1. In this writ petition, notice was issued regarding issue of rule. The respondents though served, have remained unrepresented. The petition has come up in 'B' Group for preliminary hearing.
2. The learned counsel for the petitioner was heard. The writ petitioner is an employee of the 3rd respondent-Bellary Co-operative City Bank Limited, a Co-operative Society duly incorporated under the Karnataka Co-operative Societies Act (hereinafter referred to as the Act.) He entered the services of the said society as a bill collector in the year 1961. By dint of hard work, he was promoted to the post of clerk in the year 1966. He was also later on deputed to undergo Co-operative Training at the cost of the 3rd respondent-Society. He passed the said course in II class. On 19th March, 1976 the Society by its order promoted the petitioner as an accountant of the Bank in the pay scale of Rs. 150-8-190-EB-10-320 with admissible dearness allowance and other allowances, adding two additional increments. On 10-1-1979 newly three years after the promotion of the petitioner as accounts clerk, the Assistant Register of Co-operative Societies, Bellary, in the course of his visit to the 3rd respondent-Bank, found that the appointment of the petitioner was in contravention of Rule 17B of the Karnataka Co-operative Societies Rules, 1960, (hereinafter referred to as the Rules) framed under the Act. Rule 17B of the Rules prescribes certain qualifications for accountants, clerks, ledger-keepers, sales clerks and ahroffs. The minimum qualifications required are S.S.L.C. and a pass in the examination in book-keeping, Banking co-operation and Auditing held by the Government or examinations conducted by the Regional Co-operative Schools.
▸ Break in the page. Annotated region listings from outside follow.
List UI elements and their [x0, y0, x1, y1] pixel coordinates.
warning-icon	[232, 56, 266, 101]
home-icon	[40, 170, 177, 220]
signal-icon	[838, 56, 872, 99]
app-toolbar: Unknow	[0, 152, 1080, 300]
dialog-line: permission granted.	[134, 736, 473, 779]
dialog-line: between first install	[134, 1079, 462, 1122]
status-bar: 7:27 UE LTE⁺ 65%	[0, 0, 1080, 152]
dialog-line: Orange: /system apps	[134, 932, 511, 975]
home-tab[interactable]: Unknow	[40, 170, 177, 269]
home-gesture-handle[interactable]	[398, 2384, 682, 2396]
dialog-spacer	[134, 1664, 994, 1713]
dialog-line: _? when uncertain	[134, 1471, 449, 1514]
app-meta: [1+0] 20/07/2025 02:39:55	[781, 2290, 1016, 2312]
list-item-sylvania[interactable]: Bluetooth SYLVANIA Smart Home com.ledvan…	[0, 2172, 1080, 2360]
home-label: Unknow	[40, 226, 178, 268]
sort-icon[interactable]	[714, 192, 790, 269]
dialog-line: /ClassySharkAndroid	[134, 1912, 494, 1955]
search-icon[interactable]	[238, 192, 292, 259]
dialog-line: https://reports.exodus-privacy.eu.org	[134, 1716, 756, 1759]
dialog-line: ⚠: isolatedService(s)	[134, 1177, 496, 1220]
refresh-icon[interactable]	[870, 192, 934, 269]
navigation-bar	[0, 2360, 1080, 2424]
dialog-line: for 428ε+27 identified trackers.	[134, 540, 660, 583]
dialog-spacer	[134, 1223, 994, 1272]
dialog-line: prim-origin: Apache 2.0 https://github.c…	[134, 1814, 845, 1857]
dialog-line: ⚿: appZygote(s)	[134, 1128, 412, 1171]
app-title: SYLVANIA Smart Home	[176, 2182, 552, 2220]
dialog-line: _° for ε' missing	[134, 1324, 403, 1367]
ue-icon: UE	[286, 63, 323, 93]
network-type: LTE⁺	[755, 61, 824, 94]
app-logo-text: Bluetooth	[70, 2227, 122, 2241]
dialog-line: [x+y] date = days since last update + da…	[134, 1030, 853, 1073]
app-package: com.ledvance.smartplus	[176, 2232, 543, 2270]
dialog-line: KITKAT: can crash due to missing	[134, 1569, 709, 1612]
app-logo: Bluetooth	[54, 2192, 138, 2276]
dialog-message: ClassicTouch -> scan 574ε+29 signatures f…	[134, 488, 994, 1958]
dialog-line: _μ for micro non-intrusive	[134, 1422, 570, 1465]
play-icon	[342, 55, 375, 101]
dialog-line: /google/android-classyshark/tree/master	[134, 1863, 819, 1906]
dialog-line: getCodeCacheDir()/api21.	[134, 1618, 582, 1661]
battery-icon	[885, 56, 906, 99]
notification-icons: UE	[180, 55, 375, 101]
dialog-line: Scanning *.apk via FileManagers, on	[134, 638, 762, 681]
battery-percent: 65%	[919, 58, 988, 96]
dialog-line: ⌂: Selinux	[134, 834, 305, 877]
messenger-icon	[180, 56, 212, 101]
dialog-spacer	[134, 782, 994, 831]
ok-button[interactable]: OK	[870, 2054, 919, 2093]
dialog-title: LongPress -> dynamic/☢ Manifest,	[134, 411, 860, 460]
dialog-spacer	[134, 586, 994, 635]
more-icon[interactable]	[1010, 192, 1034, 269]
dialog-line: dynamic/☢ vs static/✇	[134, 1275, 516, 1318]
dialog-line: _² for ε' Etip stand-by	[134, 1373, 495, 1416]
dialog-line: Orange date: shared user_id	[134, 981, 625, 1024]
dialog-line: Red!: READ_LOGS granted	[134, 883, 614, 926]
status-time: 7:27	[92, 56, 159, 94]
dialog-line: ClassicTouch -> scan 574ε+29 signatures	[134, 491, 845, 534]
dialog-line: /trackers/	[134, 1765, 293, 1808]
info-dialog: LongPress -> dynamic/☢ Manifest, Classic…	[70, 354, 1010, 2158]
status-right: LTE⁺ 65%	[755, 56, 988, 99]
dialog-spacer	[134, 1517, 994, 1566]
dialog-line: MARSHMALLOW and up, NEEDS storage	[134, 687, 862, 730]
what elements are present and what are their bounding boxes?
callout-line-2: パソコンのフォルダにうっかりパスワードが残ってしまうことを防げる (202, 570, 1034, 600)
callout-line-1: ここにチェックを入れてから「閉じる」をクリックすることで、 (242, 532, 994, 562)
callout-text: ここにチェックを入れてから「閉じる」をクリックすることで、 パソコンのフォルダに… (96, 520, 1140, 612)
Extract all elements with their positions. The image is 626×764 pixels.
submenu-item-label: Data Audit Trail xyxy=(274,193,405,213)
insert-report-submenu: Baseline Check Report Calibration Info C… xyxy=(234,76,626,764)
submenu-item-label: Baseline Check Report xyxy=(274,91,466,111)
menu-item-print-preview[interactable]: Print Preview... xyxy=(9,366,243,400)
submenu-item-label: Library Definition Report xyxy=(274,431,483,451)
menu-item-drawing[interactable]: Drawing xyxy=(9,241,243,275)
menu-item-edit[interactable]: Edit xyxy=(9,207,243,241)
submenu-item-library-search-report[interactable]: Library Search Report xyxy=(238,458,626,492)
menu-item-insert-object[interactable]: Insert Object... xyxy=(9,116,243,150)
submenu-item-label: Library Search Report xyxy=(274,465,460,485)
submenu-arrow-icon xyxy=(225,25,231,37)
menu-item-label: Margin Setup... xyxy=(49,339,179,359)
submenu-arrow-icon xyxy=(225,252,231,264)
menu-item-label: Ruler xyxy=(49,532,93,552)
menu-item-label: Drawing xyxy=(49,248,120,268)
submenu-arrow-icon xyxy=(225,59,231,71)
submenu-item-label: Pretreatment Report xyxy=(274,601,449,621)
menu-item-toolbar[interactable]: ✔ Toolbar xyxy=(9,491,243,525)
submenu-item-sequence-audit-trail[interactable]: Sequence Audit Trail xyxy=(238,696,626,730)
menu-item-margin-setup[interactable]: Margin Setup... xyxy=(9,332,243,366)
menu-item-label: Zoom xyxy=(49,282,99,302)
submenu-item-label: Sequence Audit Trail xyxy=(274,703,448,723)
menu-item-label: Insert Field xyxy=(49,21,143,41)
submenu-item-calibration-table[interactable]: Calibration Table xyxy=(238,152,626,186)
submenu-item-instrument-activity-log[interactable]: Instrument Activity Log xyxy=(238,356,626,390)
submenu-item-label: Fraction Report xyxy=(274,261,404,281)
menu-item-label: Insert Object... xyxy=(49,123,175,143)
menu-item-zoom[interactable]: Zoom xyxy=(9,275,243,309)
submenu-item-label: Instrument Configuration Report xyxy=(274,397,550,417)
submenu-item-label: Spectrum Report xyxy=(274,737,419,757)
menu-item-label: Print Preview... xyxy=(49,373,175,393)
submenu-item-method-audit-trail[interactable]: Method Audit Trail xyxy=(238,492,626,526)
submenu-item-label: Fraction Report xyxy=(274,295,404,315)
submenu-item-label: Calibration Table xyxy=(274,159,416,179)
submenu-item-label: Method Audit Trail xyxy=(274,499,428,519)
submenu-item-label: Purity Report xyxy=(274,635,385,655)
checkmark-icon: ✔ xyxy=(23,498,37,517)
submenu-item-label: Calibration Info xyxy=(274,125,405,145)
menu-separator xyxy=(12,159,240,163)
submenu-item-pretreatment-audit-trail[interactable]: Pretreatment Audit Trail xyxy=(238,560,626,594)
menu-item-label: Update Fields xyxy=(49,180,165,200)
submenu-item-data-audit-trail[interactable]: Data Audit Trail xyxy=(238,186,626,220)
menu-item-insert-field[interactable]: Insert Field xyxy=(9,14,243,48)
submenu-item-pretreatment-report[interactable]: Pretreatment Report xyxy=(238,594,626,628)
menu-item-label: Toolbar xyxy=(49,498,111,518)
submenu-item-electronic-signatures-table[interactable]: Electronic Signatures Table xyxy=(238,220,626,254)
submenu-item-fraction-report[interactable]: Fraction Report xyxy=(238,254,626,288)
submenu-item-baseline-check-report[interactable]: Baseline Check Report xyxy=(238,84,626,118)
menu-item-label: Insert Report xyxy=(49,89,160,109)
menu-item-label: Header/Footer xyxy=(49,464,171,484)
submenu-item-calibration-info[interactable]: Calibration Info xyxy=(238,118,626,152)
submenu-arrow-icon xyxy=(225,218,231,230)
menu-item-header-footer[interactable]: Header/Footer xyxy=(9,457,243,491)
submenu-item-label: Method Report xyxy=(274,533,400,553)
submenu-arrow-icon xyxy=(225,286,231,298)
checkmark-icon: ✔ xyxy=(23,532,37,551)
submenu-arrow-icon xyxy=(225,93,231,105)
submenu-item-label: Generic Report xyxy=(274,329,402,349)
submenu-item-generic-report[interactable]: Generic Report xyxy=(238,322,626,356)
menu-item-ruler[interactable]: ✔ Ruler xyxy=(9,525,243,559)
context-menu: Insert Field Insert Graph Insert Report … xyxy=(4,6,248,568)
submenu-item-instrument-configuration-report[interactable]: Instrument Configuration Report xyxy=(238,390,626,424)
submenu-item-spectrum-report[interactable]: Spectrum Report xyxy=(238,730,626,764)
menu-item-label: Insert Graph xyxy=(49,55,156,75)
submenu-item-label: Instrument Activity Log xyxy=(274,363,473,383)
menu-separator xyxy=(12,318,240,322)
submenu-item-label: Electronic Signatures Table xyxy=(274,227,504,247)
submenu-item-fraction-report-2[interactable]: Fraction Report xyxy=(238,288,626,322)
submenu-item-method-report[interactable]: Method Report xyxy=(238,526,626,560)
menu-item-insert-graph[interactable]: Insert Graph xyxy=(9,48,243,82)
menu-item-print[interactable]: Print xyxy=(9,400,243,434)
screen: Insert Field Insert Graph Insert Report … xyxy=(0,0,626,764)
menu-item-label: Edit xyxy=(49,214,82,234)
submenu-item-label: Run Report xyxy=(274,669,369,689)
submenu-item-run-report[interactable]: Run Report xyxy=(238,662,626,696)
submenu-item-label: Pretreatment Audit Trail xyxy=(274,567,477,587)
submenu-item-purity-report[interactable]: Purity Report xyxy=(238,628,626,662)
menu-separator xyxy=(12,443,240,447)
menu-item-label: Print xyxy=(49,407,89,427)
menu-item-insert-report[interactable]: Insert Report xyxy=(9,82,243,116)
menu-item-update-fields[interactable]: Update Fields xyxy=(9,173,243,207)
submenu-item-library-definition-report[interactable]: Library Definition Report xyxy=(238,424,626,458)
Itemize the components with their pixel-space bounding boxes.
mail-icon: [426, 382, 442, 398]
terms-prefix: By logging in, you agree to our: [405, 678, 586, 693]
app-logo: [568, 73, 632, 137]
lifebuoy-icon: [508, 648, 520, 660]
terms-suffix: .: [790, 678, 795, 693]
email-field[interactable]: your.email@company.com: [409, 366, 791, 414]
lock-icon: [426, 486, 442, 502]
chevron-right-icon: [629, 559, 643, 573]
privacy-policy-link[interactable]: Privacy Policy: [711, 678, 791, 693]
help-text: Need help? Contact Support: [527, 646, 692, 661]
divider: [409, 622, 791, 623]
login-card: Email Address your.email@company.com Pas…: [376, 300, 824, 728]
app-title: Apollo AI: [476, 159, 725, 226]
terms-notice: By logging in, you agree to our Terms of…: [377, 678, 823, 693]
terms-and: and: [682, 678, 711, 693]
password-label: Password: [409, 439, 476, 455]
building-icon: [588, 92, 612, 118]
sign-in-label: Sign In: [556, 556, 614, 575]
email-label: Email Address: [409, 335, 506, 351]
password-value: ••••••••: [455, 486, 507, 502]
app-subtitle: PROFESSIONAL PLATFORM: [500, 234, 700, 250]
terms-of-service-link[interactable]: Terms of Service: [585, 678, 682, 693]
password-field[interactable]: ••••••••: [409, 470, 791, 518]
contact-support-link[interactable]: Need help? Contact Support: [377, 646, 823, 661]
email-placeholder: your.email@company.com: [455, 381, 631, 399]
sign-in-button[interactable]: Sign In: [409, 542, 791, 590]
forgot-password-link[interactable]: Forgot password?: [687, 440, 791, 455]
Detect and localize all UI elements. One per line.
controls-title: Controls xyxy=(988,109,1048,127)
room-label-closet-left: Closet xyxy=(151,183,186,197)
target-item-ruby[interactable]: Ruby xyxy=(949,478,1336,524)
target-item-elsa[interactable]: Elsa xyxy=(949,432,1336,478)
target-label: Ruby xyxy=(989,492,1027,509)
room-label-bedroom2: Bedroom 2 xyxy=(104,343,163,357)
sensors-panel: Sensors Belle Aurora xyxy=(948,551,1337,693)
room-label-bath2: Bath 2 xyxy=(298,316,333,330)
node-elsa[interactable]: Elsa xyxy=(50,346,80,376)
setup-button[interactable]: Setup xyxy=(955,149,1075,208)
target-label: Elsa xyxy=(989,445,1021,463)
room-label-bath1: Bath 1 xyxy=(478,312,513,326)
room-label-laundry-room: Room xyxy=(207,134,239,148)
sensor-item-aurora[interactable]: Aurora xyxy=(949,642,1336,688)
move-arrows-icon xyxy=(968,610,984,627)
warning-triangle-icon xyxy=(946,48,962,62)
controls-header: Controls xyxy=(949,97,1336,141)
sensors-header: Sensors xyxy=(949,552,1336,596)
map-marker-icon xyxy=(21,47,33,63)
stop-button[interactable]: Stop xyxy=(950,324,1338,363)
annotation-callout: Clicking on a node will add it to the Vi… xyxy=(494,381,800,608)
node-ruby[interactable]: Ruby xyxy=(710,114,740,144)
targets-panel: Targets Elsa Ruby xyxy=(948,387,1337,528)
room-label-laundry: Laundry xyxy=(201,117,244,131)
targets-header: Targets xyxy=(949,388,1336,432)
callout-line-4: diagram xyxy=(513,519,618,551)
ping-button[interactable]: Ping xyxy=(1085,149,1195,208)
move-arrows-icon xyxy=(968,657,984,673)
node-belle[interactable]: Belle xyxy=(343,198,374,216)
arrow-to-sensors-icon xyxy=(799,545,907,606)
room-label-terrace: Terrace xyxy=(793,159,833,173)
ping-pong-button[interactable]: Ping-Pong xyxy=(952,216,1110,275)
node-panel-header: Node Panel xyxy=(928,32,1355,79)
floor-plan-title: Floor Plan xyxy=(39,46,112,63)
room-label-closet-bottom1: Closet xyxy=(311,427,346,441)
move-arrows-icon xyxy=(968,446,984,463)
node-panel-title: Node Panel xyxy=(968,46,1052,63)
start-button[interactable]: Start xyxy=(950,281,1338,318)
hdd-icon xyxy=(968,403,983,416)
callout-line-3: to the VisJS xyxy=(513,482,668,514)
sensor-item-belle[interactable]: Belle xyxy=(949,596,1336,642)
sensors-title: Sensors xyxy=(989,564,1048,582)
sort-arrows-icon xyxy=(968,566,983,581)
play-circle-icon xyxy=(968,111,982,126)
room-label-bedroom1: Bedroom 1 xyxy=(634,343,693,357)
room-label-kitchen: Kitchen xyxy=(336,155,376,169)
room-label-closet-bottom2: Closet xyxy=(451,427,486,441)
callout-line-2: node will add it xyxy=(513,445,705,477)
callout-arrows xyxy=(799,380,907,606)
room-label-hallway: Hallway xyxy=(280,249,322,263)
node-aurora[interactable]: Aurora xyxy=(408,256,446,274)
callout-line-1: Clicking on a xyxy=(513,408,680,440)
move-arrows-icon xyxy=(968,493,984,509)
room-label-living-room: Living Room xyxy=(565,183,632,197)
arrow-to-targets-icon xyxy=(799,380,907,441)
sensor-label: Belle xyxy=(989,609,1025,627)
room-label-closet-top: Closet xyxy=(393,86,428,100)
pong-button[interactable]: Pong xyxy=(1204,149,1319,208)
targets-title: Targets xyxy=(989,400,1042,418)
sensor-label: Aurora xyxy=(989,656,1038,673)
The Petitioner lacks qualification in so far as it requires a Secondary School Leaving Certificate and in other matters he is adequately qualified having obtained a diploma in Co-operative Management and Administration, Co-operative laws and other laws, in Book Keeping Accountancy, Auditing and Banking in the examinations held during the 12th session between 2-3-1970 and 22-6-1970.
3. Thereafter the Deputy Registrar of Co-operative Societies by his letter dated 12-2-1979 drew the attention of the Administrator who by then had taken over the management of the 3rd respondent-Bank and required him to act, on the letter of the Assistant Registrar addressed to the Administrator dated 30-1-1978. Accordingly, the Administrator by his proceedings dated 14th February, 1979, reverted the petitioner from the post of Accountant, as he lacked one of the qualifications prescribed by Rule 17B of the Rules. Aggrieved by the said order, the petitioner has asked this Court to quest Exts. C, D and E which are, the communication of the Assistant Registrar, the direction of the Deputy Registrar dated 12-2-1979 and the final proceedings of the 3rd respondent-Administrator. It is not possible to quest Exts. C and D inasmuch as they are directions issued in the nature of correspondences and are not statutory orders.
4. When admittedly the petitioner lacks the prescribed qualification under 17B of the Rules, it cannot be contended for him that the respondents 1 and 2 acted without jurisdiction to issue the instructions which they have to the 3rd respondent. Shri Raghavendrachar, learned counsel for the petitioner, has strongly urged having regard to Rule 17(2), the qualifications prescribed under Rule 17B of the Rules cannot possibly have application to a person who is promoted to one of the posts enumerated in the said Rules. This is a self-defeating arguments inasmuch as the Rule 17(2) of the Rules requires that all appointments under A and B of Rule 17 are to be made only if the candidate possesses the qualification specified contended that Rule 17(2) had application only to direct recruits and not to promotes. He has not been able to point out any Rules or bye-laws of the Society which indicated that the post enumerated under Rule 17B of the Rules, could also be filled up by promotion. When statute expressly authorities the appointment and does not prescribed the modes of appointment it should be understood that all modes of appointment are available to the appointing authority. This petitioner cannot contend that he can be appointed by one of the methods without possessing the required qualification. The learned counsel has further relied upon bye-law 23(a) of the 3rd respondent-Society which empowers the President to make appointments. That power, there may be, but that does not include the power to make appointment contrary to the statute. Therefore this argument also must fail.
5. Lastly, relief is sought against Ext. E which is issued by a Co-operative Society. The Supreme Court time and again has held that Co-operative Societies are not on the same footing as statutory bodies created by a statute and, therefore, are not State or Local Authority within the meaning of the term as defined under Art. 12 of the Constitution. Since this Court cannot exercise its jurisdiction under Art. 226 in relation to persons other than State under Art. 12 of the Constitution for issue of a writ of certiorari, this Court cannot interfere with Ext.E.
6. For the above reasons, it is unnecessary to issue rule in this case and the petition stands dismissed.
7. There will be no order as to costs.